A Tutorial on Bayesian Optimization

8 Jul 2018  ·  Peter I. Frazier ·

Bayesian optimization is an approach to optimizing objective functions that take a long time (minutes or hours) to evaluate. It is best-suited for optimization over continuous domains of less than 20 dimensions, and tolerates stochastic noise in function evaluations. It builds a surrogate for the objective and quantifies the uncertainty in that surrogate using a Bayesian machine learning technique, Gaussian process regression, and then uses an acquisition function defined from this surrogate to decide where to sample. In this tutorial, we describe how Bayesian optimization works, including Gaussian process regression and three common acquisition functions: expected improvement, entropy search, and knowledge gradient.

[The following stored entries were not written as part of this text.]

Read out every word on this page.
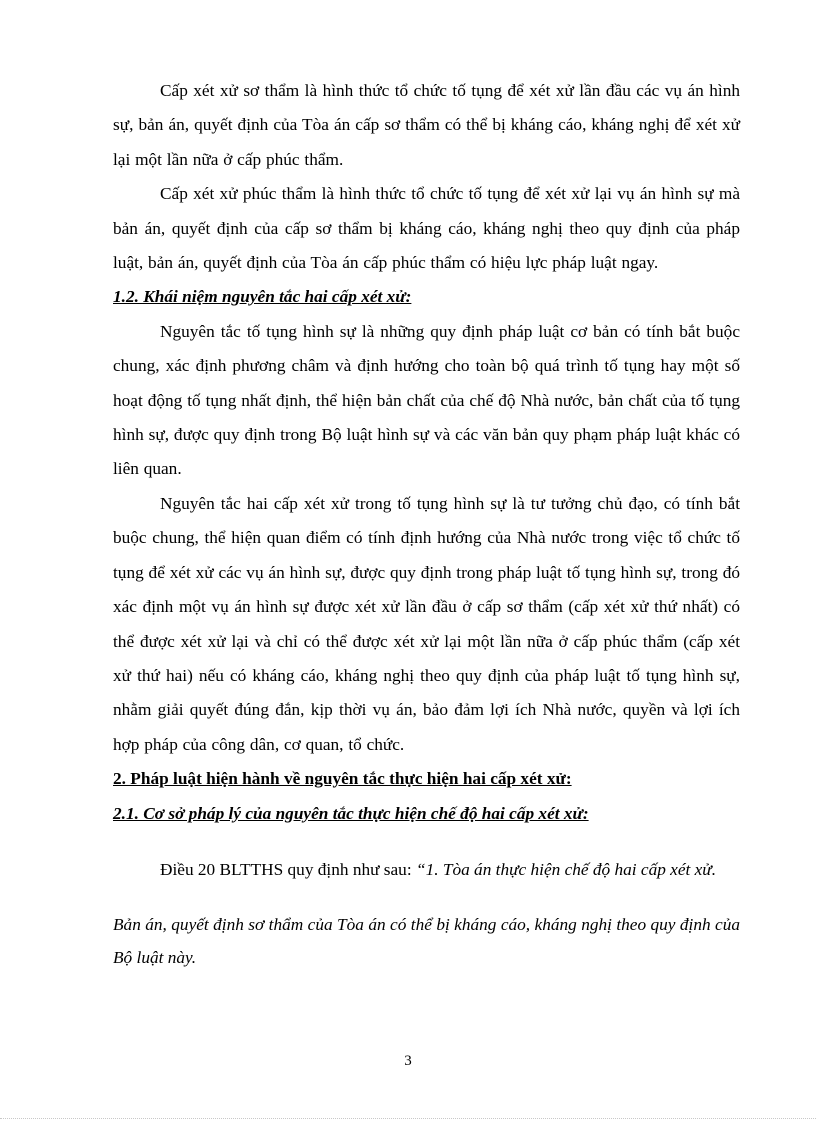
Cấp xét xử sơ thẩm là hình thức tổ chức tố tụng để xét xử lần đầu các vụ án hình sự, bản án, quyết định của Tòa án cấp sơ thẩm có thể bị kháng cáo, kháng nghị để xét xử lại một lần nữa ở cấp phúc thẩm.

Cấp xét xử phúc thẩm là hình thức tổ chức tố tụng để xét xử lại vụ án hình sự mà bản án, quyết định của cấp sơ thẩm bị kháng cáo, kháng nghị theo quy định của pháp luật, bản án, quyết định của Tòa án cấp phúc thẩm có hiệu lực pháp luật ngay.

1.2. Khái niệm nguyên tắc hai cấp xét xử:

Nguyên tắc tố tụng hình sự là những quy định pháp luật cơ bản có tính bắt buộc chung, xác định phương châm và định hướng cho toàn bộ quá trình tố tụng hay một số hoạt động tố tụng nhất định, thể hiện bản chất của chế độ Nhà nước, bản chất của tố tụng hình sự, được quy định trong Bộ luật hình sự và các văn bản quy phạm pháp luật khác có liên quan.

Nguyên tắc hai cấp xét xử trong tố tụng hình sự là tư tưởng chủ đạo, có tính bắt buộc chung, thể hiện quan điểm có tính định hướng của Nhà nước trong việc tổ chức tố tụng để xét xử các vụ án hình sự, được quy định trong pháp luật tố tụng hình sự, trong đó xác định một vụ án hình sự được xét xử lần đầu ở cấp sơ thẩm (cấp xét xử thứ nhất) có thể được xét xử lại và chỉ có thể được xét xử lại một lần nữa ở cấp phúc thẩm (cấp xét xử thứ hai) nếu có kháng cáo, kháng nghị theo quy định của pháp luật tố tụng hình sự, nhằm giải quyết đúng đắn, kịp thời vụ án, bảo đảm lợi ích Nhà nước, quyền và lợi ích hợp pháp của công dân, cơ quan, tổ chức.

2. Pháp luật hiện hành về nguyên tắc thực hiện hai cấp xét xử:

2.1. Cơ sở pháp lý của nguyên tắc thực hiện chế độ hai cấp xét xử:

Điều 20 BLTTHS quy định như sau: “1. Tòa án thực hiện chế độ hai cấp xét xử.

Bản án, quyết định sơ thẩm của Tòa án có thể bị kháng cáo, kháng nghị theo quy định của Bộ luật này.

3
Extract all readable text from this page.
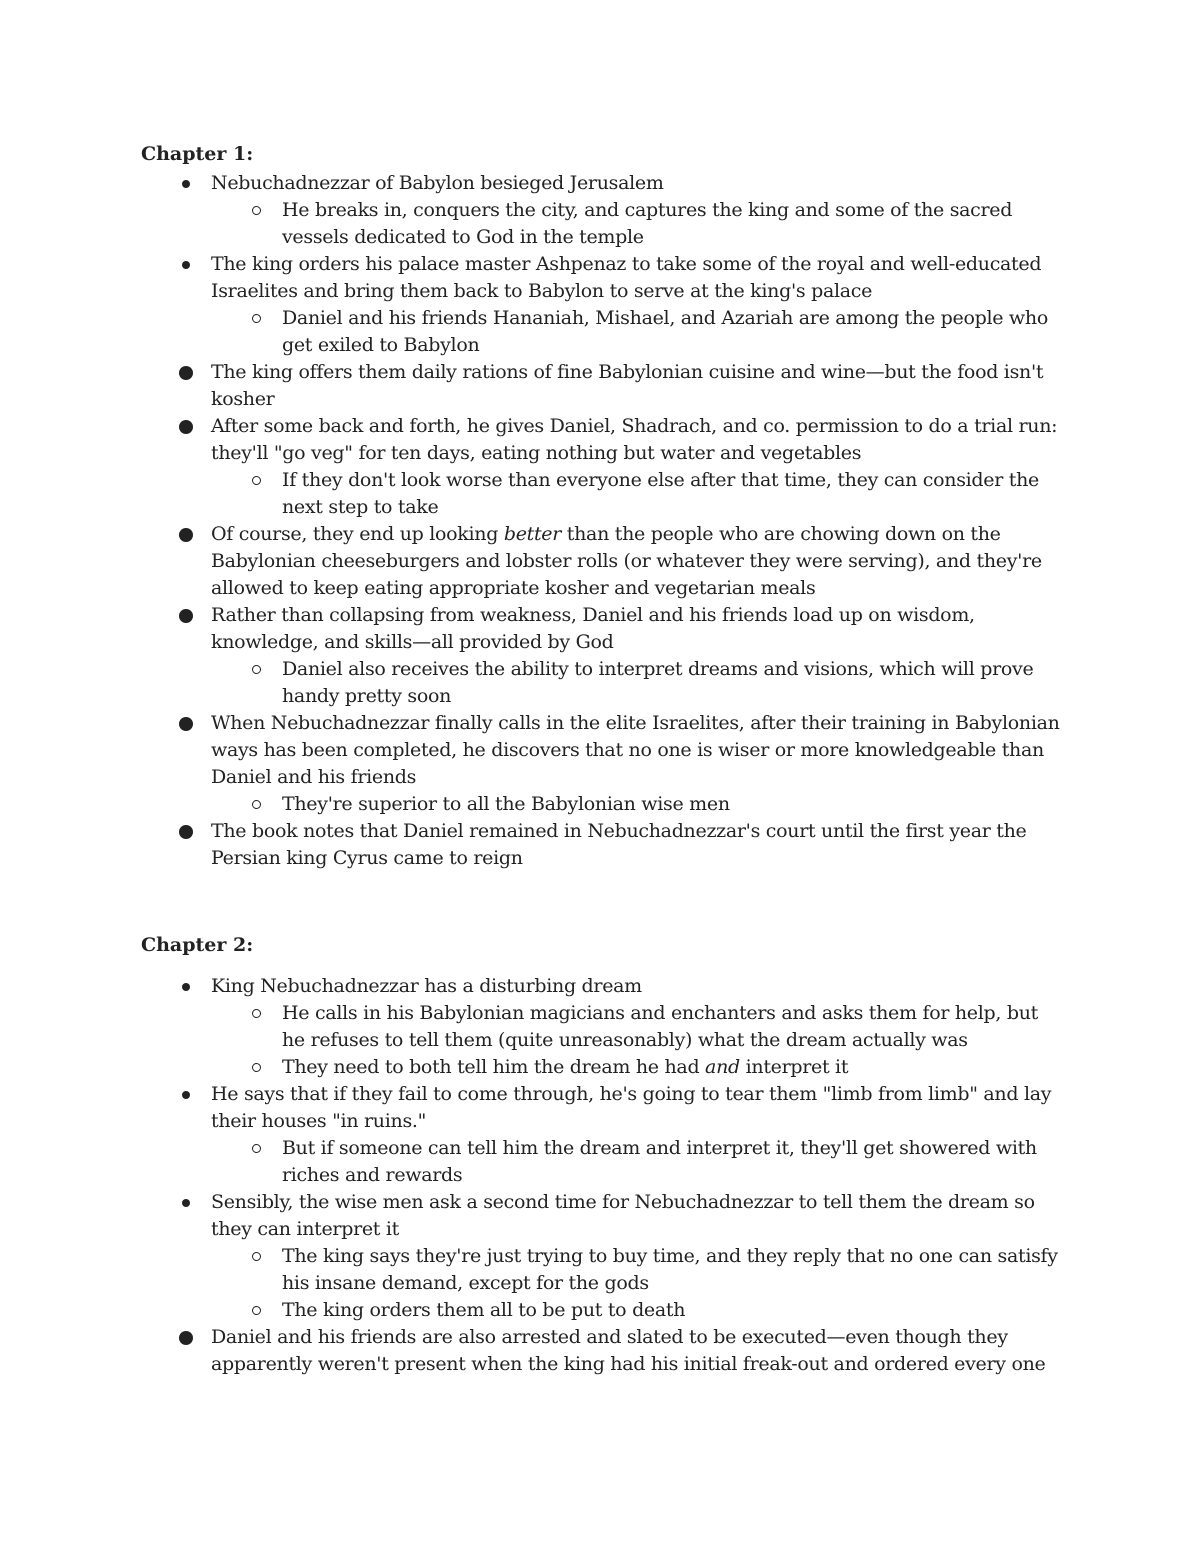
Chapter 1:
Nebuchadnezzar of Babylon besieged Jerusalem
He breaks in, conquers the city, and captures the king and some of the sacred vessels dedicated to God in the temple
The king orders his palace master Ashpenaz to take some of the royal and well-educated Israelites and bring them back to Babylon to serve at the king's palace
Daniel and his friends Hananiah, Mishael, and Azariah are among the people who get exiled to Babylon
The king offers them daily rations of fine Babylonian cuisine and wine—but the food isn't kosher
After some back and forth, he gives Daniel, Shadrach, and co. permission to do a trial run: they'll "go veg" for ten days, eating nothing but water and vegetables
If they don't look worse than everyone else after that time, they can consider the next step to take
Of course, they end up looking better than the people who are chowing down on the Babylonian cheeseburgers and lobster rolls (or whatever they were serving), and they're allowed to keep eating appropriate kosher and vegetarian meals
Rather than collapsing from weakness, Daniel and his friends load up on wisdom, knowledge, and skills—all provided by God
Daniel also receives the ability to interpret dreams and visions, which will prove handy pretty soon
When Nebuchadnezzar finally calls in the elite Israelites, after their training in Babylonian ways has been completed, he discovers that no one is wiser or more knowledgeable than Daniel and his friends
They're superior to all the Babylonian wise men
The book notes that Daniel remained in Nebuchadnezzar's court until the first year the Persian king Cyrus came to reign
Chapter 2:
King Nebuchadnezzar has a disturbing dream
He calls in his Babylonian magicians and enchanters and asks them for help, but he refuses to tell them (quite unreasonably) what the dream actually was
They need to both tell him the dream he had and interpret it
He says that if they fail to come through, he's going to tear them "limb from limb" and lay their houses "in ruins."
But if someone can tell him the dream and interpret it, they'll get showered with riches and rewards
Sensibly, the wise men ask a second time for Nebuchadnezzar to tell them the dream so they can interpret it
The king says they're just trying to buy time, and they reply that no one can satisfy his insane demand, except for the gods
The king orders them all to be put to death
Daniel and his friends are also arrested and slated to be executed—even though they apparently weren't present when the king had his initial freak-out and ordered every one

We then discuss more advanced techniques, including running multiple function evaluations in parallel, multi-fidelity and multi-information source optimization, expensive-to-evaluate constraints, random environmental conditions, multi-task Bayesian optimization, and the inclusion of derivative information. We conclude with a discussion of Bayesian optimization software and future research directions in the field. Within our tutorial material we provide a generalization of expected improvement to noisy evaluations, beyond the noise-free setting where it is more commonly applied. This generalization is justified by a formal decision-theoretic argument, standing in contrast to previous ad hoc modifications.